Keeping Up with the Joneses

Keeping up with the Joneses sometimes overlaps with FOMO.

The Joneses are those mythical neighbors who always have more than everybody else – and they have it first. The Joneses were the first to get a large-screen television, a Smartphone, a new car. It can even be an expensive education for their children. Peer pressure in adults is a real thing. And it’s dangerous.

Wanting to have a life like the Joneses have is perfectly fine – if that is your goal! It’s important to keep your goals firmly in mind, whatever they may be. The Joneses, after all, may have a very different situation than you. Spend, earn and invest to achieve your goals, not someone else’s.

Rose-Colored Glasses 

Rose-colored glasses, or being overly optimistic, can be a good thing in a world of negativity and angst, but it can also lead to overconfidence.

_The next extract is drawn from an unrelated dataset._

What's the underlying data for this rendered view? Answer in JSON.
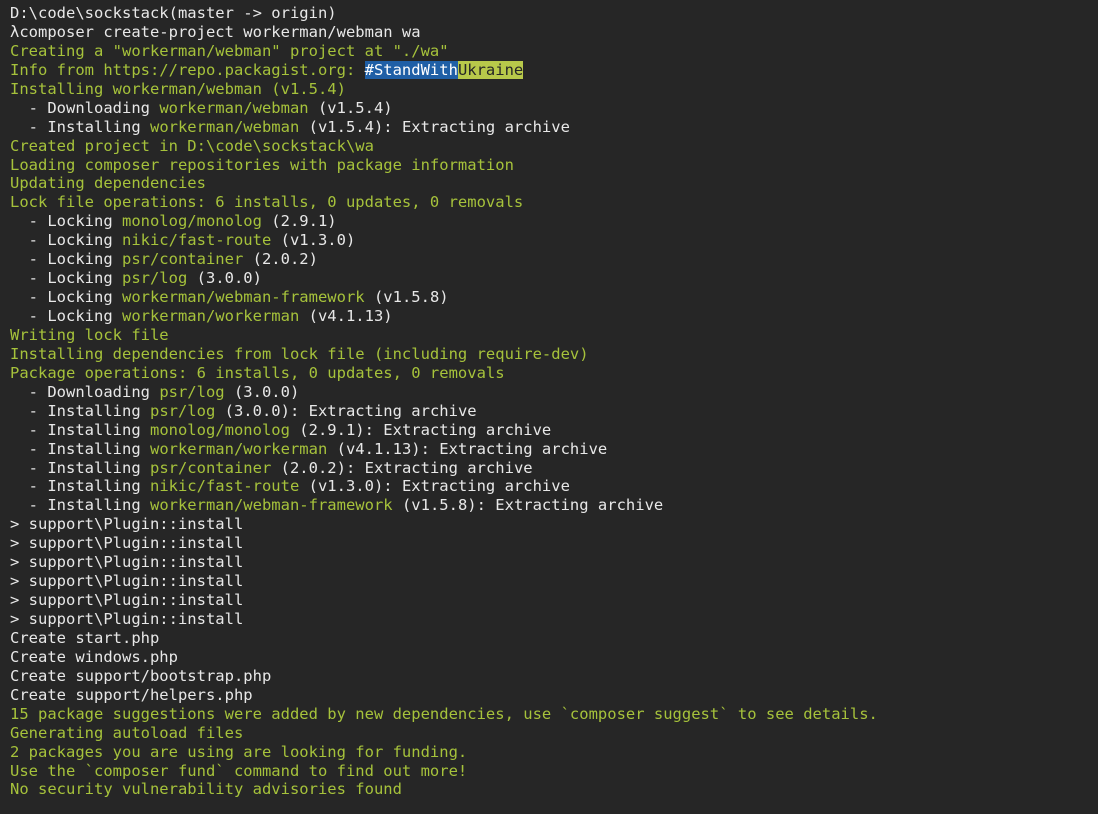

You don’t have to plan for the worse, but when you don’t consider the what-ifs in life, you’re usually not prepared for the unexpected.

The key to correcting rose-colored vision is to take those glasses off. Look at your financial plan clearly and assess the positive and negative. If this is hard for you, contact the team at Rock House Financial. Locally owned and independent, Rock House Financial is passionate about helping you create a more confident financial future. All of our Certified Financial Planners in Utah are fiduciaries who offer fee-only financial planning, investment management and tax strategies to help you minimize financial stress and achieve your goals. We don’t use fear tactics. We make sure you address possible what-ifs, so you’re prepared for whatever life brings.

Fear of Investing

Putting your cash in a mattress is highly unlikely to lead to your goals. Not only that, but the value of cash uninvested actually diminishes over time, due to inflation. Inflation rises, on average, 2 to 3 percent per year. In other words, $100 this year could only be worth about $98 next year, and it’ll continue to drop year after year.

Unfortunately, many people fear investing, for several reasons. You can help manage that fear with 2 concepts.

First, look at history. Over time, market volatility usually smooths out and leaves investors with long-term gains. The U.S. stock market, as measured by the S&P 500, for example, has risen almost 10 percent annually over the last near-century, despite major drops on occasion, including during the Great Depression of the 1930s and the Great Recession of 2008-2009.

Second, make sure your investment portfolio is balanced properly. Portfolios are often allocated between stocks (to maximize returns) and bonds or cash (which sport lesser returns but are stable and not volatile in price). Talk to your financial planner about your asset allocation and how it relates to your risk tolerance.